Il fondo sociale per il clima basta ad evitare che il costo della transizione verde sia scaricato sulle famiglie o serve altro? In caso, cosa può fare l’Unione europea e nello specifico il Parlamento?
“Le transizioni hanno sempre dei costi, nessuna rivoluzione industriale è a costo zero. Ma questi costi sono stati sempre limitati nel tempo di una generazione e per specifici settori. Bisognerà intervenire con sapienza, in maniera selettiva, con una rete di protezione efficace. Ci sarà in questo caso chi rimarrà indietro, come nel caso della transizione digitale. E andrà sostenuto, non solo dal punto di vista sociale ma anche formativo. La transizione verde è anch’essa rivoluzione della conoscenza, e come tale andrà affrontata, non lasciando interi pezzi della società ai margini. Il fondo sociale è sicuramente un buon inizio, vedremo nel tempo se saranno necessari altri strumenti, ma sono ottimista: in fin dei conti sarà una rivoluzione utile per tutti. Il Parlamento? Non c’è scelta, come queste ultime, in cui non abbia fatto da battistrada.

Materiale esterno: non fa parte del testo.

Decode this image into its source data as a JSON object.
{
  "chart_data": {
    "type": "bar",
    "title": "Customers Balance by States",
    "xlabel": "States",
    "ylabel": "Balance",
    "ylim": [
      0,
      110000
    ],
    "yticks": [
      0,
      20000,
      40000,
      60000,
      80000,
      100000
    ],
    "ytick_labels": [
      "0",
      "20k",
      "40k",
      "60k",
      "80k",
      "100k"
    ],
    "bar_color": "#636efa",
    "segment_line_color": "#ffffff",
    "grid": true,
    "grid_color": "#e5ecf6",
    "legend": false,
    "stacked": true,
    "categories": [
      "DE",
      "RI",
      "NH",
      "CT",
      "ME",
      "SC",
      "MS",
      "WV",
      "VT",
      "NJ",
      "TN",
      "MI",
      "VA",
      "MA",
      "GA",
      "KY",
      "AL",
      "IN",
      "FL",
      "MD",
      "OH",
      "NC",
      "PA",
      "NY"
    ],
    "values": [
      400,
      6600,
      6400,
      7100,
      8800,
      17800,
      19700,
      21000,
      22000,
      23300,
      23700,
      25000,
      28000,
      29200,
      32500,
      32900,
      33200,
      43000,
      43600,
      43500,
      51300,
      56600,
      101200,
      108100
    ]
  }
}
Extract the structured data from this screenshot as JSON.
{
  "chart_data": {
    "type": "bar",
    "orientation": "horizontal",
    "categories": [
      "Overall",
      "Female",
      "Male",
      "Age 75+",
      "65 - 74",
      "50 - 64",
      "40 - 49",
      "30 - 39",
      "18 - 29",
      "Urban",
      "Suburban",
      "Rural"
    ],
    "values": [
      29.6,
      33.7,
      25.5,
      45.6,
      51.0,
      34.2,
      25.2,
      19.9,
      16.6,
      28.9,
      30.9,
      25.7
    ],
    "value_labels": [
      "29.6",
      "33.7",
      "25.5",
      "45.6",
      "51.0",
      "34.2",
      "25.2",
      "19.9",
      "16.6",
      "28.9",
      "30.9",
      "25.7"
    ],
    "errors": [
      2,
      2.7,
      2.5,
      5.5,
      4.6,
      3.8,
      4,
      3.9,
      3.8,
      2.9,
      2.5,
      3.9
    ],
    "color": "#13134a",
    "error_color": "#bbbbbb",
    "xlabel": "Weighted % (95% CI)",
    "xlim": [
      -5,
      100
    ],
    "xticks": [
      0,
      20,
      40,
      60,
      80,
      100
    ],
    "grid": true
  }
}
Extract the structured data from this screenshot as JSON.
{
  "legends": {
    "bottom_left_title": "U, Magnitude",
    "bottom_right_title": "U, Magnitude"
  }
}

Diciamo che in questi ultimi anni, in particolare dalla Presidenza di David Sassoli in poi, il Parlamento indica prima e più efficacemente le strade che le altre istituzioni europee e i governi nazionali poi effettivamente percorrono”.

Visti i poteri del Parlamento in materia di bilancio, ritiene che una modifica per contrastare il caro-energia possa essere una possibilità da seguire?
“Assolutamente sì, distinguendo sempre emergenza da prospettiva. Il caro-energia si affronta in due modi, con strumenti diversi: il qui e ora, sostenendo il potere d’acquisto delle famiglie e la capacità produttiva delle nostre imprese, e il futuro, la prospettiva della diversificazione delle fonti e dell’autonomia energetica. In entrambi i casi dovremo fare di più, con gli strumenti già in nostro possesso. Ma a nessuno venga in mente di modificare il Next Generation o la politica di coesione in funzione di questa crisi. Sono strumenti per le prossime generazioni e abbiamo bisogno di solidarietà generazionale. Il qui e ora va affrontato con risorse ulteriori, non prendendole da quelle già destinate per altro”.